Itō’s mother Minori, who herself was a decorated high school player, says that while she was pregnant, she would communicate the action of televised table tennis matches to her unborn daughter via a tube, which she constructed herself, set on her extended belly. “Mima couldn’t watch the matches, of course,” Minori recounts, “but I still wanted her to hear the action.” She insists her motives were innocent, born out of the hope of passing on her love of the sport rather than a desire to bring her daughter up as a player.
The custom seems to have had an effect. Itō was only a toddler when she began training, with her mother as coach. From kindergarten to around the third year of elementary school, she would customarily practice for three or four hours on weekdays and sometimes six or more hours on weekends and holidays. She once described in an interview from this period staying up until two in the morning training, adding with childish frankness that “even after training for eight hours, I still have to get up and go to kindergarten.”
Today, it is unthinkable to subject a child to the rigorous regime that Itō followed. Youth coaches are now encouraged to instill the enjoyment of sports in their charges rather than focusing singularly on winning. This shift is in part a reaction to generations of young athletes coming out against extreme coaching techniques and other abuses they were forced to endure, practices that all too often resulted in players burning out before reaching their prime and left long-lasting physical and mental scars.
Iron Will
Itō agrees with Japan’s changing approach to youth sports, but insists her experience, while having all the hallmarks of overzealous coaching, was different. “I never felt overwhelmed,” she says. “It wasn’t a struggle to keep up with training and my school studies. In fact, I never even thought about it. I just did it.” Giving a short chuckle, she admits that she did sometimes find it hard to get out of bed in the morning, though.

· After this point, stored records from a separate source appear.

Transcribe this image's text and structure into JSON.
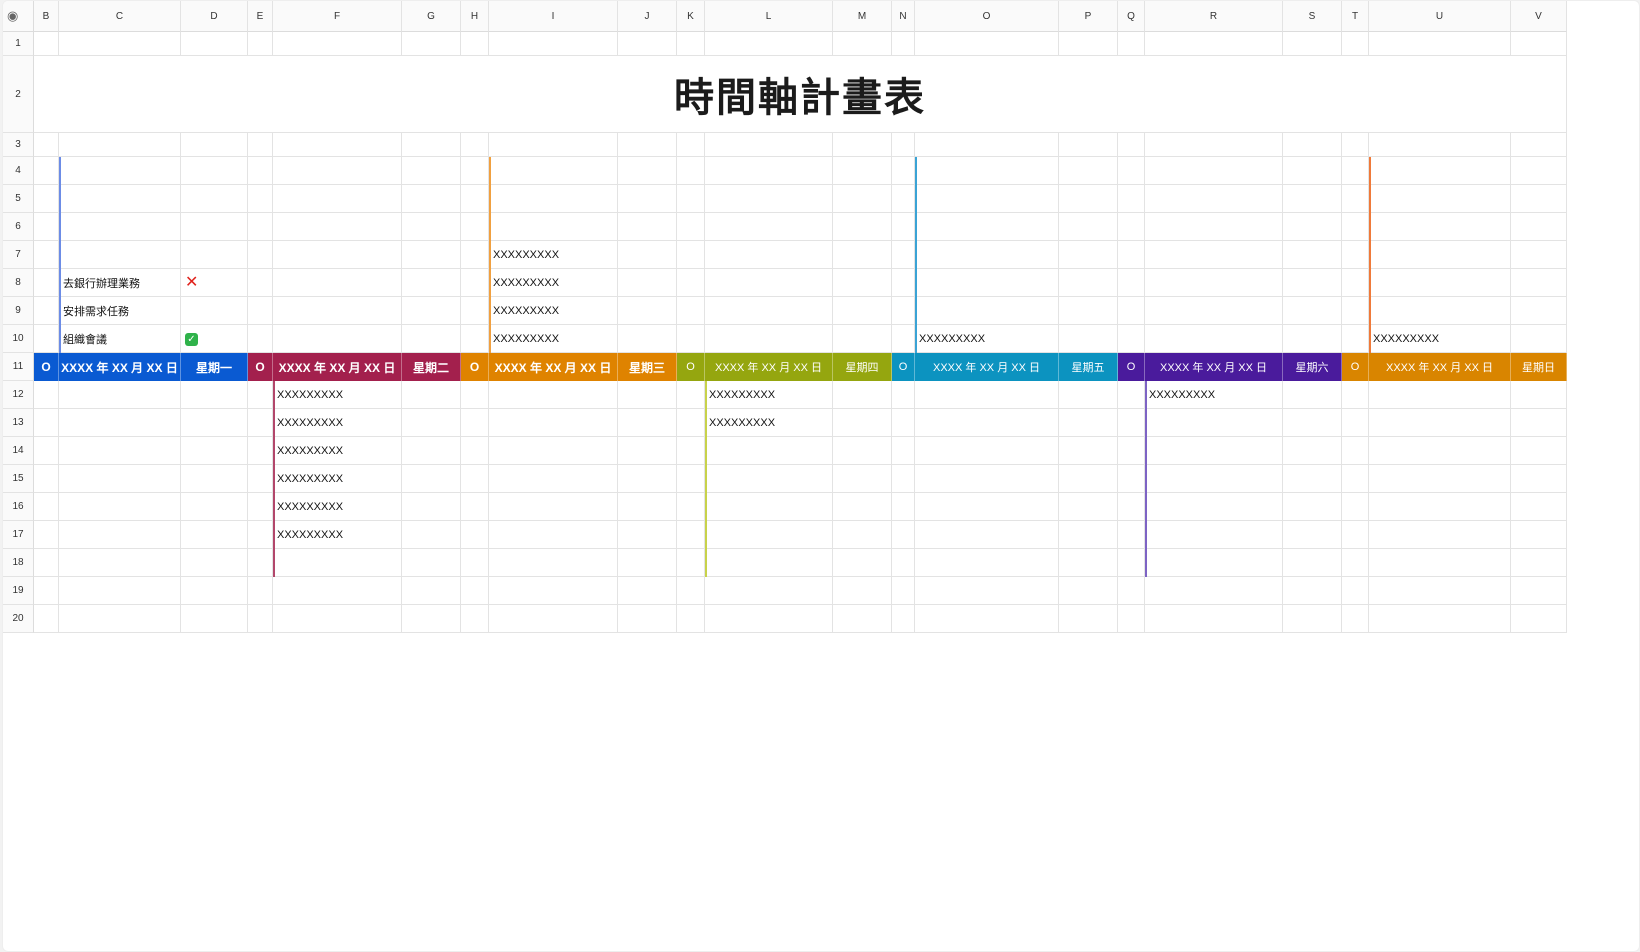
{
  "columns": [
    "B",
    "C",
    "D",
    "E",
    "F",
    "G",
    "H",
    "I",
    "J",
    "K",
    "L",
    "M",
    "N",
    "O",
    "P",
    "Q",
    "R",
    "S",
    "T",
    "U",
    "V"
  ],
  "rows": [
    "1",
    "2",
    "3",
    "4",
    "5",
    "6",
    "7",
    "8",
    "9",
    "10",
    "11",
    "12",
    "13",
    "14",
    "15",
    "16",
    "17",
    "18",
    "19",
    "20"
  ],
  "title": "時間軸計畫表",
  "tasks": [
    {
      "label": "去銀行辦理業務",
      "status_icon": "cross-mark-icon"
    },
    {
      "label": "安排需求任務",
      "status_icon": ""
    },
    {
      "label": "組織會議",
      "status_icon": "check-mark-icon"
    }
  ],
  "placeholder_text": "XXXXXXXXX",
  "day_headers": [
    {
      "marker": "O",
      "date": "XXXX 年 XX 月 XX 日",
      "weekday": "星期一",
      "color": "#0a5ad2"
    },
    {
      "marker": "O",
      "date": "XXXX 年 XX 月 XX 日",
      "weekday": "星期二",
      "color": "#a3204d"
    },
    {
      "marker": "O",
      "date": "XXXX 年 XX 月 XX 日",
      "weekday": "星期三",
      "color": "#df8300"
    },
    {
      "marker": "O",
      "date": "XXXX 年 XX 月 XX 日",
      "weekday": "星期四",
      "color": "#95a60f"
    },
    {
      "marker": "O",
      "date": "XXXX 年 XX 月 XX 日",
      "weekday": "星期五",
      "color": "#0c93c0"
    },
    {
      "marker": "O",
      "date": "XXXX 年 XX 月 XX 日",
      "weekday": "星期六",
      "color": "#4a1b9c"
    },
    {
      "marker": "O",
      "date": "XXXX 年 XX 月 XX 日",
      "weekday": "星期日",
      "color": "#d98500"
    }
  ],
  "line_colors": {
    "mon": "#6c8ce6",
    "tue": "#b2476b",
    "wed": "#f0a040",
    "thu": "#c8d24a",
    "fri": "#3aa3d5",
    "sat": "#7d63c4",
    "sun": "#ef7a3a"
  },
  "toolbar_icon": "eye-icon"
}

Itō was just two years old when she took up the sport, a choice she says she made of her own accord. “I remember I was bored of playing house and wanted something interesting to do,” she says. “I told my parents I wanted to play table tennis, and that was that.” There were certainly times as a child when she felt the strain of the long hours of practice, although she seems to have accepted such difficulties as part of her decision to play the sport. In the end, there is no denying that the long hours she spent at the table have made her into the player she is today.

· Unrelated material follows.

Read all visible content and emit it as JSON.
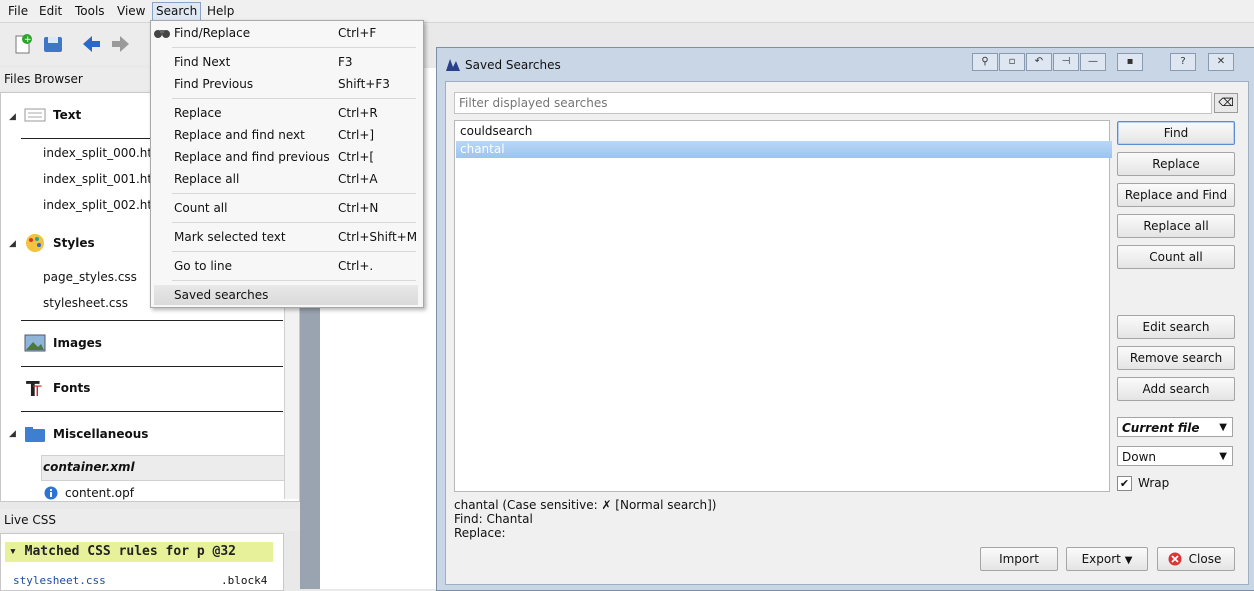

In junior high, she realized that mindless practice alone would not make her into a strong player. “I had to think on my feet in matches, and it made sense to do the same when training,” she recalls. “After all, I knew my strengths and weaknesses better than anyone, so who better than me to analyze my play and work on my faults? It’s not like I suddenly stopped listening to my coaches, though. Rather, their input was an important aspect of my overall approach. ”
The table tennis circuit, like other sports, has been severely disrupted by the COVID-19 pandemic, with events being postponed or cancelled outright. Itō has made the most of the down time by further honing her game. So far during the 2021 season, she has won the singles titles at two major tournaments, the WTT Contender and WTT Star Contender, although it should be noted that with Chinese players unable to attend, Itō was the only athlete in the top seven in attendance.
Itō was in the first year of junior high school back in 2013 when Tokyo won the right to host the Olympics. At the time, she set the goal for herself of winning gold in the singles and team events. The Tokyo games will also offer her a shot at a third medal in the newly added mixed doubles, which she is set to compete in with partner Mizutani Jun. She will have to overcome a determined Chinese team to achieve her ambition, but Itō has shown that she is more than up to the task.